A son arrivée en Suède, il a d’abord logé dans un camp dédié LGBT à Västerås. Trois mois plus tard, il a rencontré Linnea Tell par le biais d’un ami et d’une organisation dénommée Refugees Welcome qui met en contact des réfugiés et des habitants de la région. Entre eux, le courant est passé tout de suite et Linnea a invité Alqumit à venir vivre avec elle et son fils Vidar de neuf ans, à Skurup, à 38 kilomètres de Malmö.
Alqumit a emménagé chez elle au mois de mai cette année.
« Je ne peux vous dire à quel point ma vie a changé et à quel point je me sens libre », témoigne-t-il. « Chaque jour, je me réveille et je me dis ‘Oh, mon Dieu, je suis en Suède’. C’est magique. Je peux dire ce que je veux, faire ce que je veux. Les gens d’ici, le soutien, la culture, la sécurité, c’est un tout autre monde, surtout pour un gay qui vient du monde arabe. »

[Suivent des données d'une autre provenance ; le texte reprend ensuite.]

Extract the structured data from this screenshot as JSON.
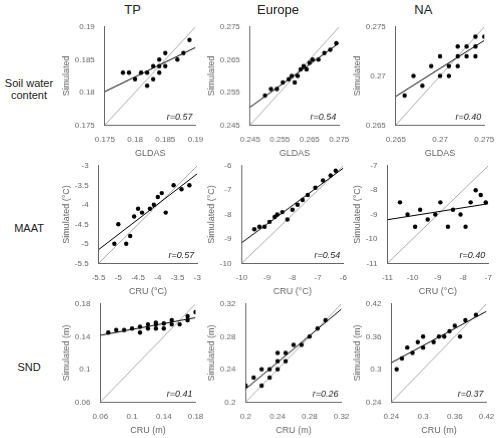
{
  "chart_data": [
    {
      "type": "scatter",
      "title": "TP",
      "subtitle": "Soil water\ncontent",
      "xlabel": "GLDAS",
      "ylabel": "Simulated",
      "grid": false,
      "xlim": [
        0.175,
        0.19
      ],
      "ylim": [
        0.175,
        0.19
      ],
      "xticks": [
        0.175,
        0.18,
        0.185,
        0.19
      ],
      "yticks": [
        0.175,
        0.18,
        0.185,
        0.19
      ],
      "annotations": [
        {
          "text": "r=0.57"
        }
      ],
      "series": [
        {
          "type": "line",
          "color": "#aaaaaa",
          "line_style": "solid",
          "x": [
            0.175,
            0.19
          ],
          "values": [
            0.175,
            0.19
          ]
        },
        {
          "type": "line",
          "color": "#000000",
          "line_style": "solid",
          "x": [
            0.175,
            0.19
          ],
          "values": [
            0.180108,
            0.186854
          ]
        },
        {
          "type": "scatter",
          "color": "#000000",
          "marker": "circle",
          "x": [
            0.178,
            0.179,
            0.18,
            0.181,
            0.182,
            0.182,
            0.183,
            0.183,
            0.184,
            0.184,
            0.184,
            0.185,
            0.185,
            0.187,
            0.188,
            0.189
          ],
          "values": [
            0.183,
            0.183,
            0.182,
            0.183,
            0.181,
            0.183,
            0.182,
            0.184,
            0.183,
            0.185,
            0.184,
            0.184,
            0.186,
            0.185,
            0.186,
            0.188
          ]
        }
      ]
    },
    {
      "type": "scatter",
      "title": "Europe",
      "xlabel": "GLDAS",
      "ylabel": "Simulated",
      "grid": false,
      "xlim": [
        0.245,
        0.275
      ],
      "ylim": [
        0.245,
        0.275
      ],
      "xticks": [
        0.245,
        0.255,
        0.265,
        0.275
      ],
      "yticks": [
        0.245,
        0.255,
        0.265,
        0.275
      ],
      "annotations": [
        {
          "text": "r=0.54"
        }
      ],
      "series": [
        {
          "type": "line",
          "color": "#aaaaaa",
          "line_style": "solid",
          "x": [
            0.245,
            0.275
          ],
          "values": [
            0.245,
            0.275
          ]
        },
        {
          "type": "line",
          "color": "#000000",
          "line_style": "solid",
          "x": [
            0.245,
            0.275
          ],
          "values": [
            0.250475,
            0.270087
          ]
        },
        {
          "type": "scatter",
          "color": "#000000",
          "marker": "circle",
          "x": [
            0.25,
            0.252,
            0.254,
            0.256,
            0.258,
            0.259,
            0.26,
            0.261,
            0.262,
            0.263,
            0.264,
            0.265,
            0.266,
            0.268,
            0.27,
            0.272,
            0.274
          ],
          "values": [
            0.254,
            0.256,
            0.256,
            0.258,
            0.259,
            0.26,
            0.258,
            0.26,
            0.262,
            0.263,
            0.262,
            0.264,
            0.265,
            0.265,
            0.267,
            0.268,
            0.27
          ]
        }
      ]
    },
    {
      "type": "scatter",
      "title": "NA",
      "xlabel": "GLDAS",
      "ylabel": "Simulated",
      "grid": false,
      "xlim": [
        0.265,
        0.275
      ],
      "ylim": [
        0.265,
        0.275
      ],
      "xticks": [
        0.265,
        0.27,
        0.275
      ],
      "yticks": [
        0.265,
        0.27,
        0.275
      ],
      "annotations": [
        {
          "text": "r=0.40"
        }
      ],
      "series": [
        {
          "type": "line",
          "color": "#aaaaaa",
          "line_style": "solid",
          "x": [
            0.265,
            0.275
          ],
          "values": [
            0.265,
            0.275
          ]
        },
        {
          "type": "line",
          "color": "#000000",
          "line_style": "solid",
          "x": [
            0.265,
            0.275
          ],
          "values": [
            0.267919,
            0.273615
          ]
        },
        {
          "type": "scatter",
          "color": "#000000",
          "marker": "circle",
          "x": [
            0.266,
            0.267,
            0.268,
            0.269,
            0.27,
            0.27,
            0.271,
            0.271,
            0.272,
            0.272,
            0.272,
            0.273,
            0.273,
            0.274,
            0.274,
            0.274,
            0.275
          ],
          "values": [
            0.268,
            0.27,
            0.269,
            0.271,
            0.27,
            0.272,
            0.27,
            0.271,
            0.271,
            0.272,
            0.273,
            0.272,
            0.273,
            0.272,
            0.273,
            0.274,
            0.274
          ]
        }
      ]
    },
    {
      "type": "scatter",
      "subtitle": "MAAT",
      "xlabel": "CRU (°C)",
      "ylabel": "Simulated (°C)",
      "grid": false,
      "xlim": [
        -5.5,
        -3.0
      ],
      "ylim": [
        -5.5,
        -3.0
      ],
      "xticks": [
        -5.5,
        -5,
        -4.5,
        -4,
        -3.5,
        -3
      ],
      "yticks": [
        -5.5,
        -5,
        -4.5,
        -4,
        -3.5,
        -3
      ],
      "annotations": [
        {
          "text": "r=0.57"
        }
      ],
      "series": [
        {
          "type": "line",
          "color": "#aaaaaa",
          "line_style": "solid",
          "x": [
            -5.5,
            -3.0
          ],
          "values": [
            -5.5,
            -3.0
          ]
        },
        {
          "type": "line",
          "color": "#000000",
          "line_style": "solid",
          "x": [
            -5.5,
            -3.0
          ],
          "values": [
            -5.14944,
            -3.203919
          ]
        },
        {
          "type": "scatter",
          "color": "#000000",
          "marker": "circle",
          "x": [
            -5.1,
            -5.0,
            -4.8,
            -4.7,
            -4.6,
            -4.5,
            -4.4,
            -4.2,
            -4.1,
            -4.0,
            -3.9,
            -3.8,
            -3.6,
            -3.4,
            -3.2
          ],
          "values": [
            -5.0,
            -4.5,
            -5.0,
            -4.8,
            -4.3,
            -4.1,
            -4.2,
            -4.1,
            -4.0,
            -3.8,
            -3.7,
            -4.2,
            -3.5,
            -3.6,
            -3.5
          ]
        }
      ]
    },
    {
      "type": "scatter",
      "xlabel": "CRU (°C)",
      "ylabel": "Simulated (°C)",
      "grid": false,
      "xlim": [
        -10.0,
        -6.0
      ],
      "ylim": [
        -10.0,
        -6.0
      ],
      "xticks": [
        -10,
        -9,
        -8,
        -7,
        -6
      ],
      "yticks": [
        -10,
        -9,
        -8,
        -7,
        -6
      ],
      "annotations": [
        {
          "text": "r=0.54"
        }
      ],
      "series": [
        {
          "type": "line",
          "color": "#aaaaaa",
          "line_style": "solid",
          "x": [
            -10.0,
            -6.0
          ],
          "values": [
            -10.0,
            -6.0
          ]
        },
        {
          "type": "line",
          "color": "#000000",
          "line_style": "solid",
          "x": [
            -10.0,
            -6.0
          ],
          "values": [
            -9.15794,
            -6.097935
          ]
        },
        {
          "type": "scatter",
          "color": "#000000",
          "marker": "circle",
          "x": [
            -9.5,
            -9.3,
            -9.1,
            -8.9,
            -8.7,
            -8.6,
            -8.4,
            -8.2,
            -8.0,
            -7.8,
            -7.6,
            -7.4,
            -7.1,
            -6.8,
            -6.5,
            -6.3
          ],
          "values": [
            -8.6,
            -8.5,
            -8.5,
            -8.3,
            -8.1,
            -8.0,
            -7.9,
            -8.2,
            -7.8,
            -7.6,
            -7.4,
            -7.2,
            -6.9,
            -6.6,
            -6.4,
            -6.2
          ]
        }
      ]
    },
    {
      "type": "scatter",
      "xlabel": "CRU (°C)",
      "ylabel": "Simulated (°C)",
      "grid": false,
      "xlim": [
        -11.0,
        -7.0
      ],
      "ylim": [
        -11.0,
        -7.0
      ],
      "xticks": [
        -11,
        -10,
        -9,
        -8,
        -7
      ],
      "yticks": [
        -11,
        -10,
        -9,
        -8,
        -7
      ],
      "annotations": [
        {
          "text": "r=0.40"
        }
      ],
      "series": [
        {
          "type": "line",
          "color": "#aaaaaa",
          "line_style": "solid",
          "x": [
            -11.0,
            -7.0
          ],
          "values": [
            -11.0,
            -7.0
          ]
        },
        {
          "type": "line",
          "color": "#000000",
          "line_style": "solid",
          "x": [
            -11.0,
            -7.0
          ],
          "values": [
            -9.21294,
            -8.55656
          ]
        },
        {
          "type": "scatter",
          "color": "#000000",
          "marker": "circle",
          "x": [
            -10.5,
            -10.2,
            -9.9,
            -9.7,
            -9.4,
            -9.1,
            -8.9,
            -8.6,
            -8.4,
            -8.1,
            -7.9,
            -7.7,
            -7.5,
            -7.3,
            -7.1
          ],
          "values": [
            -8.5,
            -9.0,
            -9.5,
            -8.8,
            -9.2,
            -9.0,
            -8.5,
            -9.5,
            -8.8,
            -9.0,
            -9.5,
            -8.5,
            -8.0,
            -8.2,
            -8.5
          ]
        }
      ]
    },
    {
      "type": "scatter",
      "subtitle": "SND",
      "xlabel": "CRU (m)",
      "ylabel": "Simulated (m)",
      "grid": false,
      "xlim": [
        0.06,
        0.18
      ],
      "ylim": [
        0.06,
        0.18
      ],
      "xticks": [
        0.06,
        0.1,
        0.14,
        0.18
      ],
      "yticks": [
        0.06,
        0.1,
        0.14,
        0.18
      ],
      "annotations": [
        {
          "text": "r=0.41"
        }
      ],
      "series": [
        {
          "type": "line",
          "color": "#aaaaaa",
          "line_style": "solid",
          "x": [
            0.06,
            0.18
          ],
          "values": [
            0.06,
            0.18
          ]
        },
        {
          "type": "line",
          "color": "#000000",
          "line_style": "solid",
          "x": [
            0.06,
            0.18
          ],
          "values": [
            0.141638,
            0.163153
          ]
        },
        {
          "type": "scatter",
          "color": "#000000",
          "marker": "circle",
          "x": [
            0.07,
            0.08,
            0.09,
            0.1,
            0.11,
            0.11,
            0.12,
            0.12,
            0.13,
            0.13,
            0.13,
            0.14,
            0.14,
            0.15,
            0.15,
            0.16,
            0.17,
            0.17,
            0.18
          ],
          "values": [
            0.145,
            0.148,
            0.148,
            0.15,
            0.145,
            0.152,
            0.15,
            0.155,
            0.15,
            0.155,
            0.157,
            0.15,
            0.156,
            0.155,
            0.16,
            0.155,
            0.16,
            0.165,
            0.17
          ]
        }
      ]
    },
    {
      "type": "scatter",
      "xlabel": "CRU (m)",
      "ylabel": "Simulated (m)",
      "grid": false,
      "xlim": [
        0.2,
        0.32
      ],
      "ylim": [
        0.2,
        0.32
      ],
      "xticks": [
        0.2,
        0.24,
        0.28,
        0.32
      ],
      "yticks": [
        0.2,
        0.24,
        0.28,
        0.32
      ],
      "annotations": [
        {
          "text": "r=0.26"
        }
      ],
      "series": [
        {
          "type": "line",
          "color": "#aaaaaa",
          "line_style": "solid",
          "x": [
            0.2,
            0.32
          ],
          "values": [
            0.2,
            0.32
          ]
        },
        {
          "type": "line",
          "color": "#000000",
          "line_style": "solid",
          "x": [
            0.2,
            0.32
          ],
          "values": [
            0.216012,
            0.313624
          ]
        },
        {
          "type": "scatter",
          "color": "#000000",
          "marker": "circle",
          "x": [
            0.2,
            0.21,
            0.22,
            0.22,
            0.23,
            0.23,
            0.24,
            0.24,
            0.24,
            0.25,
            0.25,
            0.26,
            0.27,
            0.28,
            0.29,
            0.3
          ],
          "values": [
            0.22,
            0.23,
            0.22,
            0.24,
            0.23,
            0.24,
            0.24,
            0.25,
            0.26,
            0.25,
            0.26,
            0.27,
            0.27,
            0.28,
            0.29,
            0.3
          ]
        }
      ]
    },
    {
      "type": "scatter",
      "xlabel": "CRU (m)",
      "ylabel": "Simulated (m)",
      "grid": false,
      "xlim": [
        0.24,
        0.42
      ],
      "ylim": [
        0.24,
        0.42
      ],
      "xticks": [
        0.24,
        0.3,
        0.36,
        0.42
      ],
      "yticks": [
        0.24,
        0.3,
        0.36,
        0.42
      ],
      "annotations": [
        {
          "text": "r=0.37"
        }
      ],
      "series": [
        {
          "type": "line",
          "color": "#aaaaaa",
          "line_style": "solid",
          "x": [
            0.24,
            0.42
          ],
          "values": [
            0.24,
            0.42
          ]
        },
        {
          "type": "line",
          "color": "#000000",
          "line_style": "solid",
          "x": [
            0.24,
            0.42
          ],
          "values": [
            0.312121,
            0.406349
          ]
        },
        {
          "type": "scatter",
          "color": "#000000",
          "marker": "circle",
          "x": [
            0.25,
            0.26,
            0.27,
            0.28,
            0.29,
            0.3,
            0.3,
            0.32,
            0.33,
            0.34,
            0.35,
            0.36,
            0.37,
            0.38,
            0.4
          ],
          "values": [
            0.3,
            0.32,
            0.34,
            0.33,
            0.35,
            0.34,
            0.36,
            0.35,
            0.36,
            0.36,
            0.37,
            0.38,
            0.36,
            0.39,
            0.4
          ]
        }
      ]
    }
  ]
}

« Je ne peux vous dire à quel point ma vie a changé et à quel point je me sens libre »
Alqumit et Linnea ont développé un lien d’amitié improbable. Il a une personnalité flamboyante et elle est discrète. Linnea suit une formation universitaire de master en sciences de l'information et des bibliothèques à l’université de Lund et elle travaille à mi-temps comme bibliothécaire.
Ils passent la plupart des soirées ensemble quand Linnea a terminé de travailler, d’étudier et qu’elle a mis son fils au lit.
« Elle se fait un thé vert et moi je prends mon thé arabe noir et nous discutons. Nous discutons de tout, de nos anciens petits amis, de nos familles, de notre travail », raconte Alqumit. « Elle est comme une sœur aînée pour moi. Quand j’ai un rendez-vous galant, elle note le nom et le numéro de téléphone du gars, au cas où. »
Linnea, 29 ans, confie qu’elle a toujours voulu pouvoir apporter son aide pendant la crise de réfugiés, mais elle n’avait pas le temps de se porter bénévole. Proposer la chambre libre chez elle lui semblait donc être une alternative plus simple.
« Une amie m’a dit qu’elle connaissait quelqu’un qui serait parfait pour moi », dit-elle. « Nous avons discuté par Skype et j’ai su immédiatement que ça marcherait parce que la conversation venait de façon naturelle. »
Alqumit utilise l’art comme mécanisme d’adaptation. Il a commencé à dessiner quand la guerre a débuté et il mettait toujours des papillons dans ses esquisses. « Pour moi, les papillons représentent l’immortalité et la renaissance. »
Maintenant Alqumit parvient à parler ouvertement du traumatisme qu’il a enduré en Syrie. Il raconte comment il a été maltraité quand il était enfant, comment une bombe a tué son voisin et qu’il a vu un corps sans vie pour la première fois, comment certains de ses amis ont été torturés par des militants. De nombreux homosexuels ont été jetés du haut d’immeubles dans ma ville natale, raconte-t-il.
Il prépare actuellement sa prochaine exposition qui aura lieu à Nyköping en mai 2017.
Ce portrait fait partie de la série No Stranger Place, qui a été créée et photographiée par Aubrey Wade en partenariat avec le HCR et qui représente des habitants et des réfugiés qui vivent ensemble en Europe. Un an après la noyade d’Alan Kurdi, un petit réfugié syrien âgé de trois ans, des milliers de gens se sont retrouvés pour bâtir un pont malgré les différences culturelles et les barrières de la langue, animés de compassion, d’espoir et d’humanité – en dépit des obstacles que certains gouvernements européens continuent à dresser. Leur générosité est un exemple pour le reste du monde.